O Museu do Prado e o Museu
Rainha Sofia, em Madri, tentam, agora, traçar essas afiliações por meio de uma dupla exposição, intitulada "Picasso,
Tradição e Vanguarda".
Com apetite insaciável, esse
grande inventor de formas se
nutriu durante toda a vida do
trabalho de pintores do passado: Zurbaran, Ribera, Poussin,
Delacroix, Cézanne...
Ele os descobriu no Prado ou
no Louvre, admirou suas luzes,
suas composições ou sua expressividade. Mas jamais os copiou: Picasso acima de tudo
reinterpretava os trabalhos deles, algumas vezes de maneira
quase obsessiva.
Ao propor essa confrontação
direta, os dois museus madrilenhos evocam sua desrespeitosa
devoção aos predecessores,
com a ajuda do empréstimo de
algumas obras excepcionais da
parte de museus estrangeiros.
A exposição do Prado se abre
com a célebre alegoria intitulada "La Vie" [A Vida, 1903], vinda de Cleveland. Longas silhuetas evanescentes e penetradas
pelo azul que ecoam de maneira soberba o ziguezague do corpo de Cristo, traçado por linhas
tênues e melancólicas na
"Trindade" de El Greco.
Já os períodos azul e rosa
testemunham a redescoberta
da escola espanhola pela vanguarda, no começo do século
20. Mas o gênio catalão mistura mil recordações a essas influências: a geometria de Cézanne, a solenidade da Grécia.
Rosto rasgado
Em "La Repasseuse", a influência de Degas encontra a
austeridade do barroco ibérico.
"Femme à l'Éventail" [Mulher
com Leque], obra cubista, evoca de maneira filigranada as
virgens hieráticas da era romana, matizadas por uma inventividade escultural tomada de
empréstimo da arte africana.
O rosto rasgado pelas lágrimas em "La Pleureuse" recorda
todas as mater dolorosas, as
mães sofridas representadas na
exposição por um comovente
Ticiano. E o corpo bem delineado em "Grand Nu" [Grande Nu]
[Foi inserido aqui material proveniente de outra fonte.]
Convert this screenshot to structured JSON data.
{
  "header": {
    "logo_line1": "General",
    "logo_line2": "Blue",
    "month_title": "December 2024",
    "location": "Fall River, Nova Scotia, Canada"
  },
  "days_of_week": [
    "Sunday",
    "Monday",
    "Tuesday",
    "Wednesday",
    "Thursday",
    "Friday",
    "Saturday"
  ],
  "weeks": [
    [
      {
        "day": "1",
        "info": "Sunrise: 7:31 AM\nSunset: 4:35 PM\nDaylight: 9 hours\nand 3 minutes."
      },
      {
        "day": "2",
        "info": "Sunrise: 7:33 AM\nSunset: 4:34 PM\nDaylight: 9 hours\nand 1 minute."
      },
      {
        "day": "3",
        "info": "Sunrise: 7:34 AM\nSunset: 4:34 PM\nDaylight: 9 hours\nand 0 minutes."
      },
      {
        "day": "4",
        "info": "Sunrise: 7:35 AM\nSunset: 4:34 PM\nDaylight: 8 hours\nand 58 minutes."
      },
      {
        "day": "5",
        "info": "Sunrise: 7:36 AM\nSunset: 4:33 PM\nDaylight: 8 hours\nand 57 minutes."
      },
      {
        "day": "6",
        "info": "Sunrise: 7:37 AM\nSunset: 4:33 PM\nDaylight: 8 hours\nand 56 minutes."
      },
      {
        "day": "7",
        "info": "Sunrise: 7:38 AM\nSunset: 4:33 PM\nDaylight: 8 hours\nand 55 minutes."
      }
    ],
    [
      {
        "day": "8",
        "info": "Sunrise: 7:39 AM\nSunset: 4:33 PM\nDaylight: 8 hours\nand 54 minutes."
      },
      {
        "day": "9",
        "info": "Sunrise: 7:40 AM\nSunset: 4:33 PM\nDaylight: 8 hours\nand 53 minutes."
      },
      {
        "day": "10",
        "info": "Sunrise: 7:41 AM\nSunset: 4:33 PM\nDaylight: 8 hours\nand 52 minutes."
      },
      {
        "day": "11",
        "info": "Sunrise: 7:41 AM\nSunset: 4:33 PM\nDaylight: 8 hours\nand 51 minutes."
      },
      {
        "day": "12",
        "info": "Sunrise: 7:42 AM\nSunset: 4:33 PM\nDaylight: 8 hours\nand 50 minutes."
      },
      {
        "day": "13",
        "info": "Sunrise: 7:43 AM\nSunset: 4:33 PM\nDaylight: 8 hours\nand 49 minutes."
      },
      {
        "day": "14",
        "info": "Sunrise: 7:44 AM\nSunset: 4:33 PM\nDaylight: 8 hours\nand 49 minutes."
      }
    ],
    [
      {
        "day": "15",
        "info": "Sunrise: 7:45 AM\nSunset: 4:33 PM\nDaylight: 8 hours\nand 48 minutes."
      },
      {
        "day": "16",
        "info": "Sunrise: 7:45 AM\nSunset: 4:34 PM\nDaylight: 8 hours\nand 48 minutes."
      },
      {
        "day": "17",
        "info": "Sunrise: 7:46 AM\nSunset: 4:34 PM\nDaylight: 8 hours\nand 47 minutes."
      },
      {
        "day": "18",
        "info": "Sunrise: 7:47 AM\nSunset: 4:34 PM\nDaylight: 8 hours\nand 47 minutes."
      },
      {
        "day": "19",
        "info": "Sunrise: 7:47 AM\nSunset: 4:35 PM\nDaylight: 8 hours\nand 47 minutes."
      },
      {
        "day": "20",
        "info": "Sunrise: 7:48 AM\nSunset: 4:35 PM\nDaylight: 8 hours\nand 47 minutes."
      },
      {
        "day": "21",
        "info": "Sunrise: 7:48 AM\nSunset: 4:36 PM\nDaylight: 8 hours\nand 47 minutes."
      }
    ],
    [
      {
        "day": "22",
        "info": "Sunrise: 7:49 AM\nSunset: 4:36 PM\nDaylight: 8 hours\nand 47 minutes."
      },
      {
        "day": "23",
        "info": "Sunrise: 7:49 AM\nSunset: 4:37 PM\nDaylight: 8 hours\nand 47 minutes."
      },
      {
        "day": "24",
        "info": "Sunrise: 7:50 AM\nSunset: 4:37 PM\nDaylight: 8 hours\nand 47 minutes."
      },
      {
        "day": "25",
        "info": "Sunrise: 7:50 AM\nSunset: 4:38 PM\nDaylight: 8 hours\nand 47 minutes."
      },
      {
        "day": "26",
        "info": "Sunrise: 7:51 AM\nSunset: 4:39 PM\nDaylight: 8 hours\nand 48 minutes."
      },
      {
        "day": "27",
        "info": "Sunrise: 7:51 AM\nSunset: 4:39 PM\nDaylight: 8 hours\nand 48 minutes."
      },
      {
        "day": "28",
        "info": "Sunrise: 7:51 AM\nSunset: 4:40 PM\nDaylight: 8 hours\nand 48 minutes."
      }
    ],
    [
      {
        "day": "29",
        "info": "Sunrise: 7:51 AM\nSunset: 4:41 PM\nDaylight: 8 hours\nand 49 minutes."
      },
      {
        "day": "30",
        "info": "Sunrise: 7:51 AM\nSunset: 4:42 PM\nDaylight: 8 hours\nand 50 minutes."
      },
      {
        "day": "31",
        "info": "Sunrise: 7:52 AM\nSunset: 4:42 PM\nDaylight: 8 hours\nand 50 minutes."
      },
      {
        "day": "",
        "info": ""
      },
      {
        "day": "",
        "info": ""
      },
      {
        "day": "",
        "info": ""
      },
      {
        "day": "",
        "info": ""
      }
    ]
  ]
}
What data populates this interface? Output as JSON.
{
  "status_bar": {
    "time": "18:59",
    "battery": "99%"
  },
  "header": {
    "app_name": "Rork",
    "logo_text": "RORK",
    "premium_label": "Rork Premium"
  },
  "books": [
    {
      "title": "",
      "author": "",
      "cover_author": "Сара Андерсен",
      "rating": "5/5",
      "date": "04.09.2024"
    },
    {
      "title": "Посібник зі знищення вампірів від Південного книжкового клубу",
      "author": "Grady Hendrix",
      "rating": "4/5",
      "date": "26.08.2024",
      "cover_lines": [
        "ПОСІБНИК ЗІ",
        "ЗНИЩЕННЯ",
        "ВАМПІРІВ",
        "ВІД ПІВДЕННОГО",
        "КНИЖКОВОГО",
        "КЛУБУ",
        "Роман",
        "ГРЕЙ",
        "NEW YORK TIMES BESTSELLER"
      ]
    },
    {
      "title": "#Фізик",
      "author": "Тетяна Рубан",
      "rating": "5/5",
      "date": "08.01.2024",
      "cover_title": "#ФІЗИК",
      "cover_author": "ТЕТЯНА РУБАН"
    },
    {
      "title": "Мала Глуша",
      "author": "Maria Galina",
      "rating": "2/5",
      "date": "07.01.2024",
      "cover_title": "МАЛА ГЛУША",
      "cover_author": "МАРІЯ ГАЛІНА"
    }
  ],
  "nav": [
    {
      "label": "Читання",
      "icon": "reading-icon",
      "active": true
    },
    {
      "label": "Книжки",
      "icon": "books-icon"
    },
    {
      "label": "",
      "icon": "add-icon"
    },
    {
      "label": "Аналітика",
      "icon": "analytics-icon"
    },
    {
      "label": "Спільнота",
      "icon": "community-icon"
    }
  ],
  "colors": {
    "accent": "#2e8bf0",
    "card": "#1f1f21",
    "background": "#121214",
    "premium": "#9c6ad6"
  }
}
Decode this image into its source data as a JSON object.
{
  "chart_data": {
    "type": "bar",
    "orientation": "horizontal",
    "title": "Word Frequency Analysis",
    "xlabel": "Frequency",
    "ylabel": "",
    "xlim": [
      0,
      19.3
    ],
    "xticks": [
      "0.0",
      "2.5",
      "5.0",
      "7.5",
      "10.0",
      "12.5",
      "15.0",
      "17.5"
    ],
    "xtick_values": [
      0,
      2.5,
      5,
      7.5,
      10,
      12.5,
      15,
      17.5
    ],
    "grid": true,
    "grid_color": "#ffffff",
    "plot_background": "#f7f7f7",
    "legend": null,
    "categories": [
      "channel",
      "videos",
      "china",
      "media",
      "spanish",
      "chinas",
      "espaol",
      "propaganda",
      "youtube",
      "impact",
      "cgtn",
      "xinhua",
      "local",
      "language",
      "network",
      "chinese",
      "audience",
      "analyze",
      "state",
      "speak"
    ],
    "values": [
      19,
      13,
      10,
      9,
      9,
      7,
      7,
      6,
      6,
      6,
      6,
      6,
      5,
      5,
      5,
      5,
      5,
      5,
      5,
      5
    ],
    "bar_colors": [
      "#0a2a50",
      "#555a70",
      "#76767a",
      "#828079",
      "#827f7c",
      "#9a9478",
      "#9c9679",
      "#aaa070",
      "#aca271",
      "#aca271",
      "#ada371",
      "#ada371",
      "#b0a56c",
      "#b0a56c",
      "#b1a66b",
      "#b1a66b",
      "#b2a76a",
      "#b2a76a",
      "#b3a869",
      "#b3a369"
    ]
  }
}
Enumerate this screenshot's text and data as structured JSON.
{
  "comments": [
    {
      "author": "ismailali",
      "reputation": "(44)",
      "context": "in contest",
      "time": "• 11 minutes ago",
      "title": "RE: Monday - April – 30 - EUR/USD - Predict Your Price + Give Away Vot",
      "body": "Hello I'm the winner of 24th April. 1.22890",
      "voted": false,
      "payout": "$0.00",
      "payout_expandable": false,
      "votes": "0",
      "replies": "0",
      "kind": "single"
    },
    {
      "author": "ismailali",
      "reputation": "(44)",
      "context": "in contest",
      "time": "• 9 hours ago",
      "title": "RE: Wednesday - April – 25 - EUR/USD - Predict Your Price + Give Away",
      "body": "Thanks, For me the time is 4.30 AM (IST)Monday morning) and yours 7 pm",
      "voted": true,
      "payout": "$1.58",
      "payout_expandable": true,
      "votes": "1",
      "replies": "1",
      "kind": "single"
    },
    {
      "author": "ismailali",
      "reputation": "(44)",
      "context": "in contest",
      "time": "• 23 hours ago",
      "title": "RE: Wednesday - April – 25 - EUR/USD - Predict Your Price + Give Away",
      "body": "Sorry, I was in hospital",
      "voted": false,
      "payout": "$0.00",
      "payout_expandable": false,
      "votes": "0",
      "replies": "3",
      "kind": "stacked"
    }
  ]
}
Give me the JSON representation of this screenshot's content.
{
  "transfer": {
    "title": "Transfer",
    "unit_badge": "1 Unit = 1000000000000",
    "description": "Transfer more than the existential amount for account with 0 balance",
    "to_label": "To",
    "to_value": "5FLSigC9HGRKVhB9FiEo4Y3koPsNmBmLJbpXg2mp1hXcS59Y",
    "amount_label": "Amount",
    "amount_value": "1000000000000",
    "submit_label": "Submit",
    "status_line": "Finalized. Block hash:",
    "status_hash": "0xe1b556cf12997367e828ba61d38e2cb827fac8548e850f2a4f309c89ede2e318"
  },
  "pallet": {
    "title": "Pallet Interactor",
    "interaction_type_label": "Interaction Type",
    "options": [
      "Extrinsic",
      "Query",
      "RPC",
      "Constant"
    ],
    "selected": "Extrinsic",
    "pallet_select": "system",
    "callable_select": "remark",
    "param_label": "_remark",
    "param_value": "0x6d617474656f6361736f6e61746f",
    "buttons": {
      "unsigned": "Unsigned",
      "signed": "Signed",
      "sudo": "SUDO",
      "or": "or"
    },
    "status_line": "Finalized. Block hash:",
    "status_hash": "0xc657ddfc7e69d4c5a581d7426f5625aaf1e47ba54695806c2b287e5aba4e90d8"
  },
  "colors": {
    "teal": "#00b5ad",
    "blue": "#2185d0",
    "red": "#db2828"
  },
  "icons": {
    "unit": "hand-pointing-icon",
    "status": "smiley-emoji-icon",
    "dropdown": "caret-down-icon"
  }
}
aponta para suas origens na
"Maya Desnuda", de Goya.
Todas essas influências são
conhecidas e vêm sendo objetos de pesquisas há decênios. O
Prado não inventou nada. Mas
o confronto das obras entre si
gera o mais belo efeito, ainda
que tenham sido esquecidos alguns vínculos importantes.
"As Meninas", de Velasquez,
faria bela figura aqui. Picasso
passou meses estudando esse
trabalho, mas não existem trabalhos de Velasquez acompanhando as múltiplas variações
inspiradas por essa obra-prima. Outro trabalho notável pela ausência, bastante perceptível, é o "Dejeuner sur l'Herbe"
[Almoço na Grama], de
Edouard Manet, um dos marcos da modernidade estética ao
qual o mestre também prestou
homenagem.
A visita ao Rainha Sofia nos
consola por essas lacunas. O
ponto de partida da exposição é
o 25º aniversário do retorno de
"Guernica" à Espanha. Pouco
depois que a democracia foi
restaurada na Espanha, em
1976, o célebre quadro deixou o
MoMA, de Nova York, que o
abrigara durante o regime de
Franco, para encontrar seu espaço definitivo em Madri, como dispôs o artista.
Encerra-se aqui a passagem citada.